Она недоуменно замерла. Какое-то мгновение она не могла переключиться; но, сообразив, увидев себя со стороны, захохотала так, что заплескала руками и выронила кроссовку. Вовка стремглав ее подхватил, поднял и, пав на колени, на двух ладонях, как драгоценность на блюде, подал хозяйке. Протяжным утробным басом заголосил:
– Я – раб тапки!
С того и пошло. Часа четыре они пробыли в том состоянии, когда палец покажи – и валишься впокатушку. До слез, до потери дыхания. Когда захотелось пить, он купил в киоске бутылку воды, Сима отвинтила ей голову, запрокинула лицо и, сделав глоток, загляделась в небо. Вовка на всякий случай тоже посмотрел вверх, потом спросил:
– Сокол охотится? Боишься, воду у нас стащит?
– Нет.
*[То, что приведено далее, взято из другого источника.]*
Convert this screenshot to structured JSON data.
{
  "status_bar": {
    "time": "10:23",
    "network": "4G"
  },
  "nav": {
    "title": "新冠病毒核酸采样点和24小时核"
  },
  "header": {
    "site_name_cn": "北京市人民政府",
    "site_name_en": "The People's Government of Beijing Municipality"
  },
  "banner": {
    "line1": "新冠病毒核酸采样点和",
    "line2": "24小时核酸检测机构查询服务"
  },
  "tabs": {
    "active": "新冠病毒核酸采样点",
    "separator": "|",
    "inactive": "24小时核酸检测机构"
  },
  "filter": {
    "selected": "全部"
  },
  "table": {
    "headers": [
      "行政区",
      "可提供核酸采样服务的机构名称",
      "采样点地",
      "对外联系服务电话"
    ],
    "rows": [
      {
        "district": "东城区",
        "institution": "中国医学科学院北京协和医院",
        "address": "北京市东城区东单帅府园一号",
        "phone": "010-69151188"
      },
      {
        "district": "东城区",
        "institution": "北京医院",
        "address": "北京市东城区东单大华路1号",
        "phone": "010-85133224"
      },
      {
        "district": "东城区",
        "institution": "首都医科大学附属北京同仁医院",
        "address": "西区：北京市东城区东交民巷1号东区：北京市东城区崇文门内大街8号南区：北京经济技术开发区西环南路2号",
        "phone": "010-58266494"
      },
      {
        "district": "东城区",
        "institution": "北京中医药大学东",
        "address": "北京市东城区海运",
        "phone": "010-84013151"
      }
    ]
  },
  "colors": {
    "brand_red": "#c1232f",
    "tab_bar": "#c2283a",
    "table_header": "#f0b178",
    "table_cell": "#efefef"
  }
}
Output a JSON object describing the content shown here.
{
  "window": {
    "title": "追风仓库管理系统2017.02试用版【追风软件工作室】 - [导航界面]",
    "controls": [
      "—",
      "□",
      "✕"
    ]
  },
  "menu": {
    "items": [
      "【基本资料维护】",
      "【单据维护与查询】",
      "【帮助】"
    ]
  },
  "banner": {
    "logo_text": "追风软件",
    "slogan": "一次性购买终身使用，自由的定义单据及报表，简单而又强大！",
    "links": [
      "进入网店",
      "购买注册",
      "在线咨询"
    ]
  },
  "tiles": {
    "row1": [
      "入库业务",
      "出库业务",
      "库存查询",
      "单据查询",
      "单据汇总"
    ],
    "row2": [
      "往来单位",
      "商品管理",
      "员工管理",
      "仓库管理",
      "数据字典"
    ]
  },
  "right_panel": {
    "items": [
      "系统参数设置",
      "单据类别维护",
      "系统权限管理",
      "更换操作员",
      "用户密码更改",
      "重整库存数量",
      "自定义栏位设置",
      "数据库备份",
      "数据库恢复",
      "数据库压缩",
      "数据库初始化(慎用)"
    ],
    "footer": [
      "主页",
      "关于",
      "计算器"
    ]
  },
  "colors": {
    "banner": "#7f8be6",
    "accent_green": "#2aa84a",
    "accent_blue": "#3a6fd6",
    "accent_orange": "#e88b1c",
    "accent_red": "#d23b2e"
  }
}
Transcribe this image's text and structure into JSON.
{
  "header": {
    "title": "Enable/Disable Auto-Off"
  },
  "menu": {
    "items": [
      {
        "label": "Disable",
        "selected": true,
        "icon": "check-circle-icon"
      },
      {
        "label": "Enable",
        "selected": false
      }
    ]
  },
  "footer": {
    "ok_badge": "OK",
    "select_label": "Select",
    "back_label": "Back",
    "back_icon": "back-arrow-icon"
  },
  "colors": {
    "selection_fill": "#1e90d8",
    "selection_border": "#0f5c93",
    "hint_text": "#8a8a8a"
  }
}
Соколы из бутылок не пьют…
– Это русский сокол Вася. Камнем вниз из поднебесья, цоп баллон когтями и – ходу, ходу!
И она снова смеялась, и задыхалась от нежности, и хотела быть песком под его ногами.
Украдкой она следила за ним, когда, расстегнув пуговку на позвонке, через голову смахивала легкий сарафан. Она простить себе не могла, что из уважения к его бедам зачем-то надела самый закрытый купальник. Будто в церковь собралась или на кладбище… Надо было – наоборот, чтобы все кругом попадали, у нее же есть и такой. Уже ясно, что ему было бы приятно. Она, конечно, старалась не подавать виду, что замечает, но и не замечать не могла: когда она блаженно потягивалась перед ним или, раскинувшись на спине, поворачивала голову, невзначай подставляя лицо губам лежащего рядом мужчины, и вообще вытворяла то, в чем у нее не было ни малейшего опыта, и единственно юный женский инстинкт семафорил ему ее телом – у него надувались плавки.